In particular, one notorious Russian ideologue, “Eurasianist” Alexander Dugin, compared Ukrainian President Volodymir Zelenskyy to the Antichrist and declared that Russia would not back down from Ukraine, because it was “needed by Christ” (T.me/russica2, April 17). Incidentally, on the eve of Orthodox Easter, Russia launched rocket attacks on Odesa, killing several people, including a young mother and her three-month-old daughter. Yet Russia’s propagandists not only blamed Kyiv for the tragedy but also used it to further justify the war, saying that otherwise Ukraine would “continue to kill” (Stopfake.org, April 23).
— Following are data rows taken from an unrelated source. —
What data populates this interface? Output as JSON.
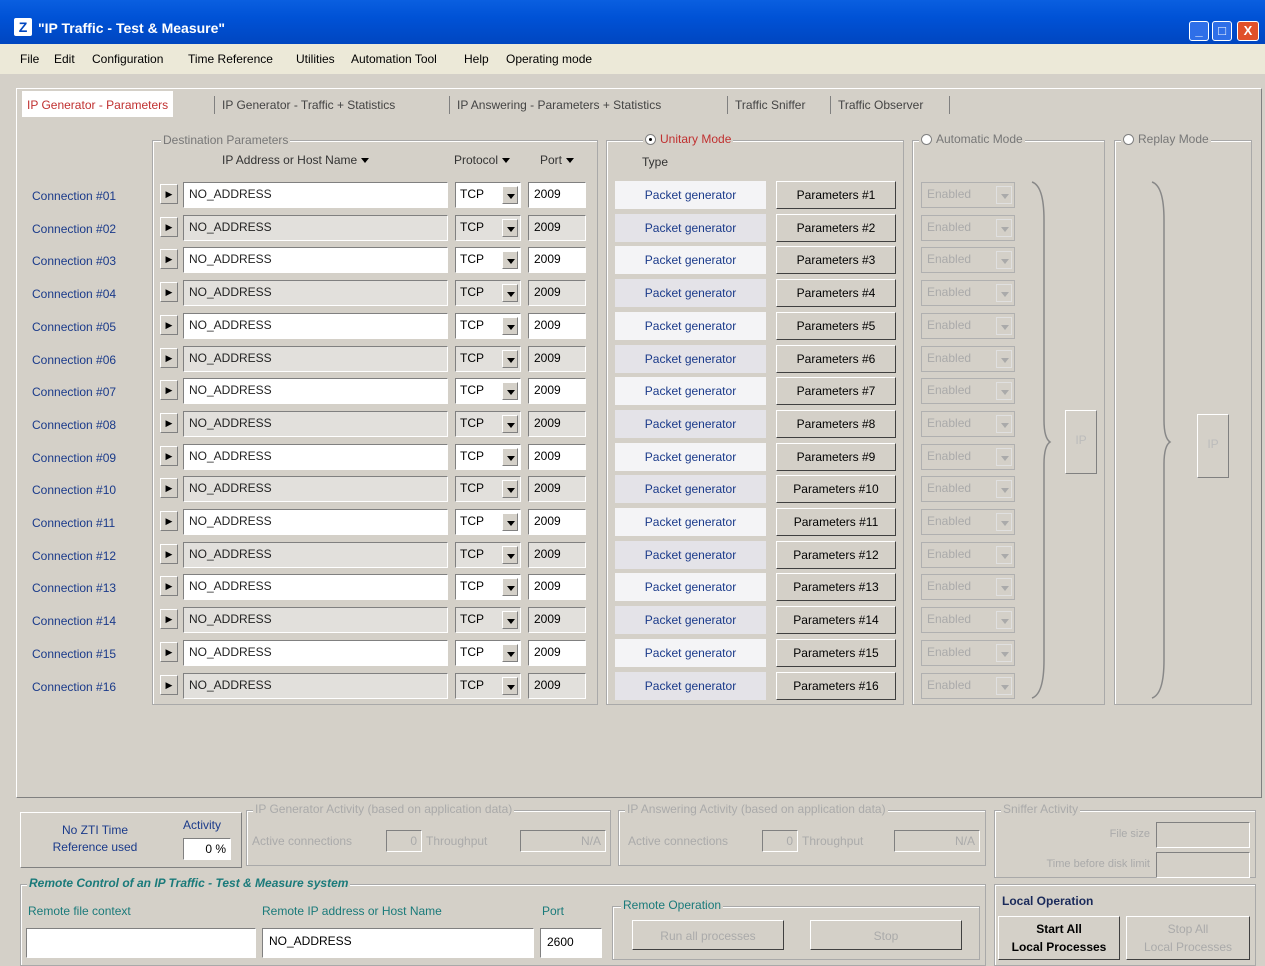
{
  "window": {
    "title": "\"IP Traffic - Test & Measure\"",
    "minimize": "_",
    "maximize": "□",
    "close": "X"
  },
  "menu": [
    "File",
    "Edit",
    "Configuration",
    "Time Reference",
    "Utilities",
    "Automation Tool",
    "Help",
    "Operating mode"
  ],
  "tabs": [
    "IP Generator - Parameters",
    "IP Generator - Traffic + Statistics",
    "IP Answering - Parameters + Statistics",
    "Traffic Sniffer",
    "Traffic Observer"
  ],
  "dest": {
    "group_label": "Destination Parameters",
    "col_address": "IP Address or Host Name",
    "col_protocol": "Protocol",
    "col_port": "Port"
  },
  "unitary": {
    "label": "Unitary Mode",
    "type_header": "Type"
  },
  "automatic": {
    "label": "Automatic Mode",
    "ip_label": "IP"
  },
  "replay": {
    "label": "Replay Mode",
    "ip_label": "IP"
  },
  "connections": [
    {
      "label": "Connection #01",
      "address": "NO_ADDRESS",
      "protocol": "TCP",
      "port": "2009",
      "type": "Packet generator",
      "params": "Parameters #1",
      "auto": "Enabled"
    },
    {
      "label": "Connection #02",
      "address": "NO_ADDRESS",
      "protocol": "TCP",
      "port": "2009",
      "type": "Packet generator",
      "params": "Parameters #2",
      "auto": "Enabled"
    },
    {
      "label": "Connection #03",
      "address": "NO_ADDRESS",
      "protocol": "TCP",
      "port": "2009",
      "type": "Packet generator",
      "params": "Parameters #3",
      "auto": "Enabled"
    },
    {
      "label": "Connection #04",
      "address": "NO_ADDRESS",
      "protocol": "TCP",
      "port": "2009",
      "type": "Packet generator",
      "params": "Parameters #4",
      "auto": "Enabled"
    },
    {
      "label": "Connection #05",
      "address": "NO_ADDRESS",
      "protocol": "TCP",
      "port": "2009",
      "type": "Packet generator",
      "params": "Parameters #5",
      "auto": "Enabled"
    },
    {
      "label": "Connection #06",
      "address": "NO_ADDRESS",
      "protocol": "TCP",
      "port": "2009",
      "type": "Packet generator",
      "params": "Parameters #6",
      "auto": "Enabled"
    },
    {
      "label": "Connection #07",
      "address": "NO_ADDRESS",
      "protocol": "TCP",
      "port": "2009",
      "type": "Packet generator",
      "params": "Parameters #7",
      "auto": "Enabled"
    },
    {
      "label": "Connection #08",
      "address": "NO_ADDRESS",
      "protocol": "TCP",
      "port": "2009",
      "type": "Packet generator",
      "params": "Parameters #8",
      "auto": "Enabled"
    },
    {
      "label": "Connection #09",
      "address": "NO_ADDRESS",
      "protocol": "TCP",
      "port": "2009",
      "type": "Packet generator",
      "params": "Parameters #9",
      "auto": "Enabled"
    },
    {
      "label": "Connection #10",
      "address": "NO_ADDRESS",
      "protocol": "TCP",
      "port": "2009",
      "type": "Packet generator",
      "params": "Parameters #10",
      "auto": "Enabled"
    },
    {
      "label": "Connection #11",
      "address": "NO_ADDRESS",
      "protocol": "TCP",
      "port": "2009",
      "type": "Packet generator",
      "params": "Parameters #11",
      "auto": "Enabled"
    },
    {
      "label": "Connection #12",
      "address": "NO_ADDRESS",
      "protocol": "TCP",
      "port": "2009",
      "type": "Packet generator",
      "params": "Parameters #12",
      "auto": "Enabled"
    },
    {
      "label": "Connection #13",
      "address": "NO_ADDRESS",
      "protocol": "TCP",
      "port": "2009",
      "type": "Packet generator",
      "params": "Parameters #13",
      "auto": "Enabled"
    },
    {
      "label": "Connection #14",
      "address": "NO_ADDRESS",
      "protocol": "TCP",
      "port": "2009",
      "type": "Packet generator",
      "params": "Parameters #14",
      "auto": "Enabled"
    },
    {
      "label": "Connection #15",
      "address": "NO_ADDRESS",
      "protocol": "TCP",
      "port": "2009",
      "type": "Packet generator",
      "params": "Parameters #15",
      "auto": "Enabled"
    },
    {
      "label": "Connection #16",
      "address": "NO_ADDRESS",
      "protocol": "TCP",
      "port": "2009",
      "type": "Packet generator",
      "params": "Parameters #16",
      "auto": "Enabled"
    }
  ],
  "status": {
    "time_ref_line1": "No ZTI Time",
    "time_ref_line2": "Reference used",
    "activity_label": "Activity",
    "activity_value": "0 %",
    "gen_activity": {
      "label": "IP Generator Activity (based on application data)",
      "active_label": "Active connections",
      "active_value": "0",
      "throughput_label": "Throughput",
      "throughput_value": "N/A"
    },
    "ans_activity": {
      "label": "IP Answering Activity (based on application data)",
      "active_label": "Active connections",
      "active_value": "0",
      "throughput_label": "Throughput",
      "throughput_value": "N/A"
    },
    "sniffer": {
      "label": "Sniffer Activity",
      "file_size_label": "File size",
      "time_label": "Time before disk limit"
    }
  },
  "remote": {
    "group_label": "Remote Control of an IP Traffic - Test & Measure system",
    "file_context_label": "Remote file context",
    "file_context_value": "",
    "address_label": "Remote IP address or Host Name",
    "address_value": "NO_ADDRESS",
    "port_label": "Port",
    "port_value": "2600",
    "operation_label": "Remote Operation",
    "run_all": "Run all processes",
    "stop": "Stop"
  },
  "local": {
    "label": "Local Operation",
    "start_line1": "Start All",
    "start_line2": "Local Processes",
    "stop_line1": "Stop All",
    "stop_line2": "Local Processes"
  }
}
Dugin is not particularly well known to broader Russian society, but as some researchers note, he appears to have certain ties to representatives of the country’s military, political and economic elite (Detali.co.il, March 20). Dugin was close to Leonid Reshetnikov, the former head of the Russian Institute for Strategic Studies (RISI) under the Presidential Administration (formerly under the Foreign Intelligence Service or SVR), and prepared joint reports with him. So in that role, Dugin would have had a more or less direct influence on the Kremlin’s foreign policy (Katehon.com, February 9, 2016).
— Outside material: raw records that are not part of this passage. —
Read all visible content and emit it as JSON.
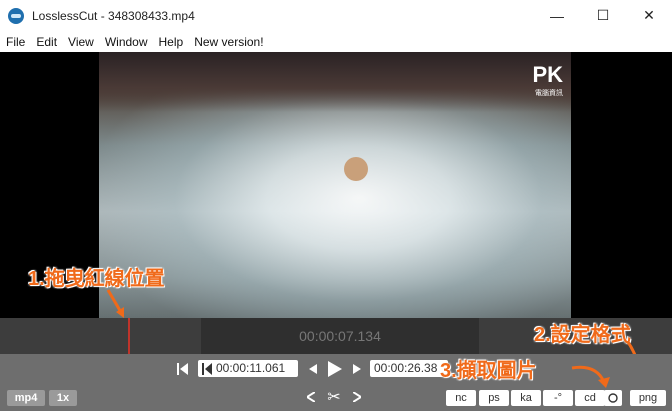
{
  "window": {
    "title": "LosslessCut - 348308433.mp4",
    "minimize": "—",
    "maximize": "☐",
    "close": "✕"
  },
  "menu": [
    "File",
    "Edit",
    "View",
    "Window",
    "Help",
    "New version!"
  ],
  "video": {
    "logo": "PK",
    "logo_sub": "電腦資訊"
  },
  "annotations": {
    "drag": "1.拖曳紅線位置",
    "format": "2.設定格式",
    "capture": "3.擷取圖片"
  },
  "timeline": {
    "segment_time": "00:00:07.134",
    "cursor_progress": 0.19
  },
  "controls": {
    "start_time": "00:00:11.061",
    "end_time": "00:00:26.38",
    "format_badge": "mp4",
    "speed_badge": "1x",
    "chips": [
      "nc",
      "ps",
      "ka",
      "-°",
      "cd",
      "png"
    ]
  },
  "colors": {
    "accent": "#f06a1a",
    "cursor": "#c0342b"
  }
}
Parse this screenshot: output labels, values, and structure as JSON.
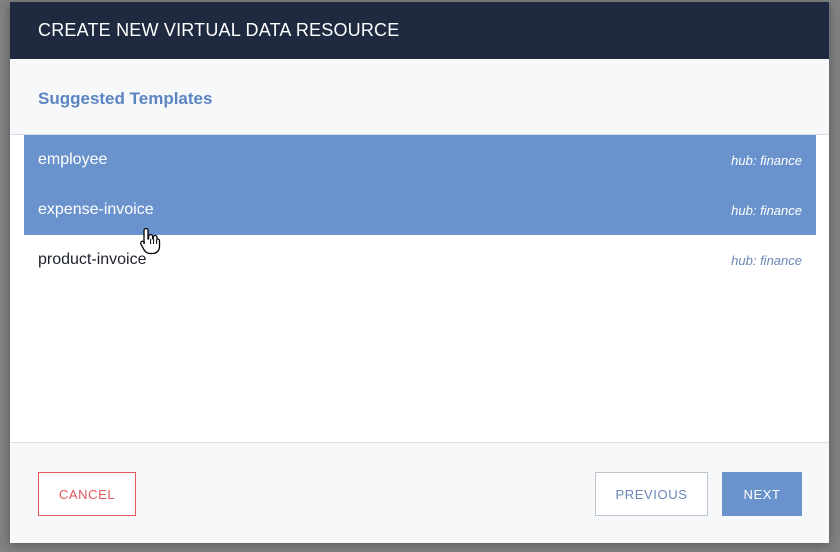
{
  "dialog": {
    "title": "CREATE NEW VIRTUAL DATA RESOURCE",
    "section_title": "Suggested Templates"
  },
  "templates": [
    {
      "name": "employee",
      "hub": "hub: finance",
      "selected": true
    },
    {
      "name": "expense-invoice",
      "hub": "hub: finance",
      "selected": true
    },
    {
      "name": "product-invoice",
      "hub": "hub: finance",
      "selected": false
    }
  ],
  "buttons": {
    "cancel": "CANCEL",
    "previous": "PREVIOUS",
    "next": "NEXT"
  },
  "colors": {
    "header_bg": "#1f2a40",
    "accent": "#6a93cd",
    "section_title": "#5b85c2",
    "cancel": "#e0585a"
  },
  "icons": {
    "cursor": "hand-pointer-icon"
  }
}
And significantly, since the beginning of the 2022 Russo-Ukrainian war, Dugin’s texts have been widely disseminated on popular Telegram channels, which have been found to be directly supervised by the Presidential Administration (Proekt.media, November 28, 2018). The same Telegram channels also began to publish texts about a supposed powerful “Jewish cult-mafia” and a “Jewish-Masonic” World Government, which provoked the war to “expand their living space at the expense of Ukraine and Russia” (Tlgrm.ru, April 23). Previously, such opuses only appeared on marginal ultranationalist portals.
At the same time, the aggressive rhetoric against internal opponents of the war and celebrities who left Russia because of the conflict is intensifying. Propagandists claim that the liberal media and activists are open enemies of Russia, trying to dismember and destroy it with Western money (AiF.ru, April 22). This narrative is constantly present in the Russian mainstream, along with Moscow’s own detailed plans for the dismemberment and destruction of Ukraine (RIA Novosti, April 23). More than likely, as Russian society grows tired and the current mobilization potential is depleted, the degree of hysteria and escalation will only increase.